Zeta potential measurements in hydrocarbon liquids can be very sensitive to moisture levels. I've measured cross-linked polystyrene latex particles in toluene deliberately as a function of water concentration in the tens of ppm range and obtained notable differences. How you go about interpreting such data is another matter entirely as, in fact, is how you calculate a meaningful zeta potential from the electrophoretic mobility. The traditional Smoluchowski, Huckel and Henry approaches don't apply.
(The interesting thing about the above system is that the particles swell and because of the similarity between the monomer units and the toluene there is very little attraction between the particles).
As indicated, it is possible to measure electrophoretic mobility of nanoparticles in toluene.
Due to its low dielectric constant (~2.4@25C) compared to water (~78.5@25C) the use of an arrangement with closer electrode spacing (typically a dip cell) is necessary to achieve significant effective field strength to influence the particles.

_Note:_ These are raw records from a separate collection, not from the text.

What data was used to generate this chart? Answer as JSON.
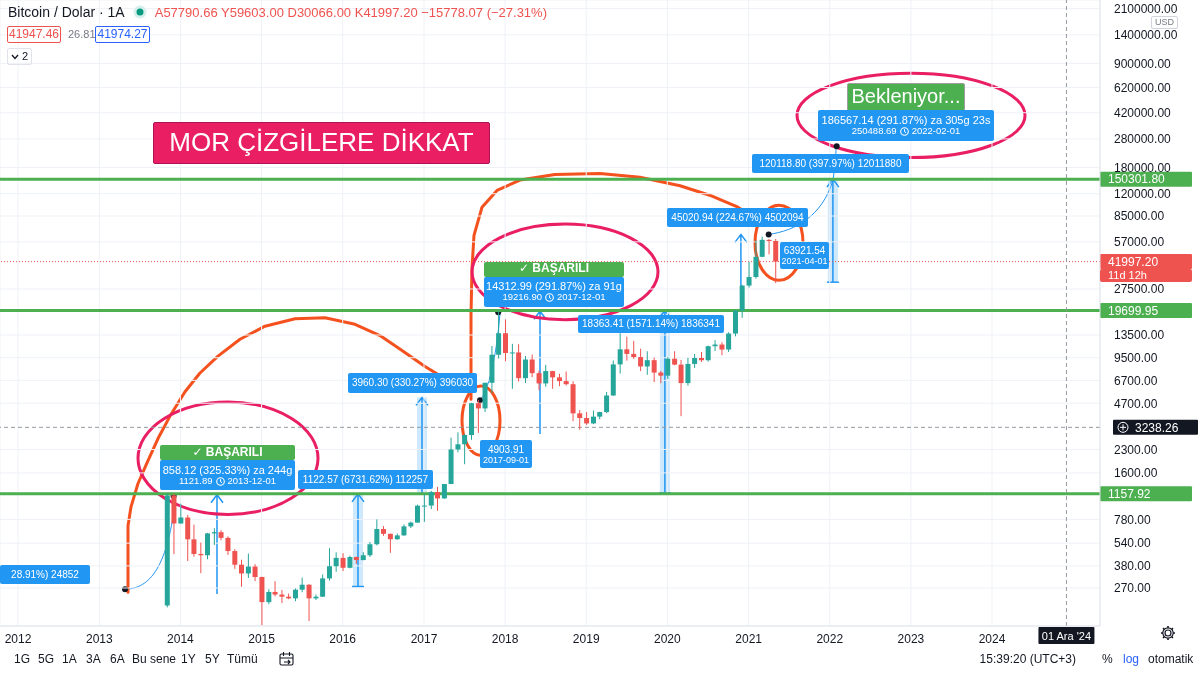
{
  "chart_data": {
    "type": "candlestick",
    "title": "Bitcoin / Dolar · 1A",
    "subtitle": "A57790.66 Y59603.00 D30066.00 K41997.20 −15778.07 (−27.31%)",
    "ylabel": "USD",
    "x": [
      "2013-11",
      "2013-12",
      "2014-01",
      "2014-02",
      "2014-03",
      "2014-04",
      "2014-05",
      "2014-06",
      "2014-07",
      "2014-08",
      "2014-09",
      "2014-10",
      "2014-11",
      "2014-12",
      "2015-01",
      "2015-02",
      "2015-03",
      "2015-04",
      "2015-05",
      "2015-06",
      "2015-07",
      "2015-08",
      "2015-09",
      "2015-10",
      "2015-11",
      "2015-12",
      "2016-01",
      "2016-02",
      "2016-03",
      "2016-04",
      "2016-05",
      "2016-06",
      "2016-07",
      "2016-08",
      "2016-09",
      "2016-10",
      "2016-11",
      "2016-12",
      "2017-01",
      "2017-02",
      "2017-03",
      "2017-04",
      "2017-05",
      "2017-06",
      "2017-07",
      "2017-08",
      "2017-09",
      "2017-10",
      "2017-11",
      "2017-12",
      "2018-01",
      "2018-02",
      "2018-03",
      "2018-04",
      "2018-05",
      "2018-06",
      "2018-07",
      "2018-08",
      "2018-09",
      "2018-10",
      "2018-11",
      "2018-12",
      "2019-01",
      "2019-02",
      "2019-03",
      "2019-04",
      "2019-05",
      "2019-06",
      "2019-07",
      "2019-08",
      "2019-09",
      "2019-10",
      "2019-11",
      "2019-12",
      "2020-01",
      "2020-02",
      "2020-03",
      "2020-04",
      "2020-05",
      "2020-06",
      "2020-07",
      "2020-08",
      "2020-09",
      "2020-10",
      "2020-11",
      "2020-12",
      "2021-01",
      "2021-02",
      "2021-03",
      "2021-04",
      "2021-05"
    ],
    "ohlc": [
      [
        206,
        1163,
        200,
        1130
      ],
      [
        1130,
        1160,
        456,
        732
      ],
      [
        732,
        995,
        730,
        803
      ],
      [
        803,
        836,
        410,
        573
      ],
      [
        573,
        718,
        438,
        457
      ],
      [
        457,
        545,
        340,
        448
      ],
      [
        448,
        633,
        421,
        628
      ],
      [
        628,
        680,
        525,
        640
      ],
      [
        640,
        660,
        565,
        586
      ],
      [
        586,
        600,
        450,
        478
      ],
      [
        478,
        492,
        363,
        387
      ],
      [
        387,
        418,
        275,
        338
      ],
      [
        338,
        460,
        315,
        376
      ],
      [
        376,
        390,
        300,
        320
      ],
      [
        320,
        322,
        152,
        217
      ],
      [
        217,
        265,
        210,
        254
      ],
      [
        254,
        300,
        237,
        244
      ],
      [
        244,
        262,
        214,
        236
      ],
      [
        236,
        248,
        227,
        230
      ],
      [
        230,
        268,
        220,
        263
      ],
      [
        263,
        317,
        253,
        284
      ],
      [
        284,
        286,
        162,
        230
      ],
      [
        230,
        244,
        224,
        236
      ],
      [
        236,
        333,
        235,
        313
      ],
      [
        313,
        500,
        303,
        378
      ],
      [
        378,
        469,
        347,
        430
      ],
      [
        430,
        463,
        351,
        369
      ],
      [
        369,
        445,
        366,
        436
      ],
      [
        436,
        439,
        392,
        416
      ],
      [
        416,
        470,
        414,
        448
      ],
      [
        448,
        550,
        436,
        531
      ],
      [
        531,
        780,
        522,
        672
      ],
      [
        672,
        703,
        605,
        624
      ],
      [
        624,
        626,
        465,
        574
      ],
      [
        574,
        627,
        568,
        609
      ],
      [
        609,
        722,
        605,
        700
      ],
      [
        700,
        754,
        682,
        742
      ],
      [
        742,
        980,
        740,
        964
      ],
      [
        964,
        1153,
        751,
        966
      ],
      [
        966,
        1213,
        914,
        1190
      ],
      [
        1190,
        1290,
        891,
        1079
      ],
      [
        1079,
        1350,
        1072,
        1348
      ],
      [
        1348,
        2760,
        1345,
        2300
      ],
      [
        2300,
        2999,
        2200,
        2492
      ],
      [
        2492,
        2914,
        1830,
        2875
      ],
      [
        2875,
        4736,
        2671,
        4703
      ],
      [
        4703,
        4950,
        2972,
        4339
      ],
      [
        4339,
        6470,
        4107,
        6449
      ],
      [
        6449,
        11400,
        5519,
        9946
      ],
      [
        9946,
        19666,
        9380,
        13880
      ],
      [
        13880,
        17180,
        9005,
        10221
      ],
      [
        10221,
        11780,
        5873,
        10311
      ],
      [
        10311,
        11710,
        6581,
        6926
      ],
      [
        6926,
        9759,
        6430,
        9240
      ],
      [
        9240,
        9990,
        7035,
        7486
      ],
      [
        7486,
        7774,
        5750,
        6385
      ],
      [
        6385,
        8500,
        6070,
        7730
      ],
      [
        7730,
        7760,
        5880,
        7011
      ],
      [
        7011,
        7410,
        6120,
        6620
      ],
      [
        6620,
        7680,
        6180,
        6310
      ],
      [
        6310,
        6600,
        3560,
        4020
      ],
      [
        4020,
        4230,
        3120,
        3740
      ],
      [
        3740,
        4100,
        3360,
        3440
      ],
      [
        3440,
        4200,
        3400,
        3820
      ],
      [
        3820,
        4120,
        3670,
        4100
      ],
      [
        4100,
        5600,
        4040,
        5300
      ],
      [
        5300,
        9100,
        5260,
        8570
      ],
      [
        8570,
        13880,
        7440,
        10820
      ],
      [
        10820,
        13160,
        9080,
        10080
      ],
      [
        10080,
        12320,
        9340,
        9600
      ],
      [
        9600,
        10920,
        7730,
        8300
      ],
      [
        8300,
        10500,
        7300,
        9150
      ],
      [
        9150,
        9510,
        6520,
        7550
      ],
      [
        7550,
        7750,
        6410,
        7200
      ],
      [
        7200,
        9580,
        6860,
        9350
      ],
      [
        9350,
        10500,
        8450,
        8540
      ],
      [
        8540,
        9190,
        3850,
        6420
      ],
      [
        6420,
        9470,
        6170,
        8630
      ],
      [
        8630,
        10080,
        8110,
        9460
      ],
      [
        9460,
        10380,
        8900,
        9140
      ],
      [
        9140,
        11450,
        8950,
        11350
      ],
      [
        11350,
        12470,
        10540,
        11650
      ],
      [
        11650,
        12080,
        9880,
        10780
      ],
      [
        10780,
        14100,
        10380,
        13810
      ],
      [
        13810,
        19890,
        13220,
        19700
      ],
      [
        19700,
        29300,
        17600,
        28990
      ],
      [
        28990,
        41950,
        28130,
        33100
      ],
      [
        33100,
        58350,
        32300,
        45240
      ],
      [
        45240,
        61790,
        44960,
        58790
      ],
      [
        58790,
        59500,
        47000,
        57790.66
      ],
      [
        57790.66,
        59603,
        30066,
        41997.2
      ]
    ],
    "colors": [
      "#26a69a",
      "#ef5350",
      "#26a69a",
      "#ef5350",
      "#ef5350",
      "#ef5350",
      "#26a69a",
      "#26a69a",
      "#ef5350",
      "#ef5350",
      "#ef5350",
      "#ef5350",
      "#26a69a",
      "#ef5350",
      "#ef5350",
      "#26a69a",
      "#ef5350",
      "#ef5350",
      "#ef5350",
      "#26a69a",
      "#26a69a",
      "#ef5350",
      "#26a69a",
      "#26a69a",
      "#26a69a",
      "#26a69a",
      "#ef5350",
      "#26a69a",
      "#ef5350",
      "#26a69a",
      "#26a69a",
      "#26a69a",
      "#ef5350",
      "#ef5350",
      "#26a69a",
      "#26a69a",
      "#26a69a",
      "#26a69a",
      "#26a69a",
      "#26a69a",
      "#ef5350",
      "#26a69a",
      "#26a69a",
      "#26a69a",
      "#26a69a",
      "#26a69a",
      "#ef5350",
      "#26a69a",
      "#26a69a",
      "#26a69a",
      "#ef5350",
      "#26a69a",
      "#ef5350",
      "#26a69a",
      "#ef5350",
      "#ef5350",
      "#26a69a",
      "#ef5350",
      "#ef5350",
      "#ef5350",
      "#ef5350",
      "#ef5350",
      "#ef5350",
      "#26a69a",
      "#26a69a",
      "#26a69a",
      "#26a69a",
      "#26a69a",
      "#ef5350",
      "#ef5350",
      "#ef5350",
      "#26a69a",
      "#ef5350",
      "#ef5350",
      "#26a69a",
      "#ef5350",
      "#ef5350",
      "#26a69a",
      "#26a69a",
      "#ef5350",
      "#26a69a",
      "#26a69a",
      "#ef5350",
      "#26a69a",
      "#26a69a",
      "#26a69a",
      "#26a69a",
      "#26a69a",
      "#26a69a",
      "#ef5350",
      "#ef5350"
    ],
    "xlim": [
      "2011-10-12",
      "2025-05-01"
    ],
    "xticks": [
      "2012",
      "2013",
      "2014",
      "2015",
      "2016",
      "2017",
      "2018",
      "2019",
      "2020",
      "2021",
      "2022",
      "2023",
      "2024"
    ],
    "ylim": [
      150,
      2400000
    ],
    "yticks": [
      {
        "value": 270,
        "label": "270.00"
      },
      {
        "value": 380,
        "label": "380.00"
      },
      {
        "value": 540,
        "label": "540.00"
      },
      {
        "value": 780,
        "label": "780.00"
      },
      {
        "value": 1600,
        "label": "1600.00"
      },
      {
        "value": 2300,
        "label": "2300.00"
      },
      {
        "value": 4700,
        "label": "4700.00"
      },
      {
        "value": 6700,
        "label": "6700.00"
      },
      {
        "value": 9500,
        "label": "9500.00"
      },
      {
        "value": 13500,
        "label": "13500.00"
      },
      {
        "value": 27500,
        "label": "27500.00"
      },
      {
        "value": 57000,
        "label": "57000.00"
      },
      {
        "value": 85000,
        "label": "85000.00"
      },
      {
        "value": 120000,
        "label": "120000.00"
      },
      {
        "value": 180000,
        "label": "180000.00"
      },
      {
        "value": 280000,
        "label": "280000.00"
      },
      {
        "value": 420000,
        "label": "420000.00"
      },
      {
        "value": 620000,
        "label": "620000.00"
      },
      {
        "value": 900000,
        "label": "900000.00"
      },
      {
        "value": 1400000,
        "label": "1400000.00"
      },
      {
        "value": 2100000,
        "label": "2100000.00"
      }
    ],
    "log": true,
    "grid": true,
    "ref_lines": [
      {
        "axis": "y",
        "value": 150301.8,
        "label": "150301.80",
        "color": "#4caf50"
      },
      {
        "axis": "y",
        "value": 19699.95,
        "label": "19699.95",
        "color": "#4caf50"
      },
      {
        "axis": "y",
        "value": 1157.92,
        "label": "1157.92",
        "color": "#4caf50"
      },
      {
        "axis": "y",
        "value": 41997.2,
        "label": "41997.20",
        "color": "#ef5350",
        "line_style": "dotted"
      },
      {
        "axis": "y",
        "value": 3238.26,
        "label": "3238.26",
        "color": "#9598a1",
        "line_style": "dashed"
      },
      {
        "axis": "x",
        "value": "2024-12-01",
        "label": "01 Ara '24",
        "color": "#9598a1",
        "line_style": "dashed"
      }
    ],
    "annotations": [
      "41947.46",
      "26.81",
      "41974.27",
      "2",
      "MOR ÇİZGİLERE DİKKAT",
      "✓ BAŞARILI",
      "858.12 (325.33%) za 244g",
      {
        "text": "1121.89",
        "x": "2013-12-01",
        "y": 1121.89
      },
      "2013-12-01",
      {
        "text": "1122.57 (6731.62%) 112257",
        "x": "2016-03-10",
        "y": 1157.92
      },
      "28.91%) 24852",
      {
        "text": "3960.30 (330.27%) 396030",
        "x": "2016-12-23",
        "y": 1157.92
      },
      "4903.91",
      "2017-09-01",
      "✓ BAŞARILI",
      "14312.99 (291.87%) za 91g",
      {
        "text": "19216.90",
        "x": "2017-12-01",
        "y": 19216.9
      },
      "2017-12-01",
      {
        "text": "18363.41 (1571.14%) 1836341",
        "x": "2019-12-21",
        "y": 19699.95
      },
      {
        "text": "45020.94 (224.67%) 4502094",
        "x": "2020-11-27",
        "y": 19699.95
      },
      {
        "text": "63921.54",
        "x": "2021-04-01",
        "y": 63921.54
      },
      "2021-04-01",
      {
        "text": "120118.80 (397.97%) 12011880",
        "x": "2022-01-15",
        "y": 150301.8
      },
      "Bekleniyor...",
      "186567.14 (291.87%) za 305g 23s",
      {
        "text": "250488.69",
        "x": "2022-02-01",
        "y": 250488.69
      },
      "2022-02-01",
      "11d 12h",
      "1G",
      "5G",
      "1A",
      "3A",
      "6A",
      "Bu sene",
      "1Y",
      "5Y",
      "Tümü",
      "15:39:20 (UTC+3)",
      "%",
      "log",
      "otomatik"
    ]
  }
}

There are several publications where electrophoretic light scattering from a Zetasizer has been used with samples in toluene: https://scholar.google.com/scholar?hl=en&as_sdt=0%2C5&q=zetasizer+toluene+electrophoretic+mobility&btnG=
Alexander Malm, Alan F Rawle , John Francis Miller, Ulf Nobbmann and Anchal Yadav
When I am trying to perform zeta analysis in chloroform using glass cuvette (for organic charged microparticles), the results what I am getting is flucuating from +ve to -ve and vice versa. Although I am changing the default value e.g viscosity, dielectric constant same as for chloroform at 30 oC. Can anyone tell me how to do it properly.
Please provide more information about the measurement conditions (electrode type, voltage). If you have a .dts file (Zetasizer), please post it and I can look at the various raw signals that help identify likely issues.
Most likely reasons: too low voltage; too high voltage causing convection due to heating.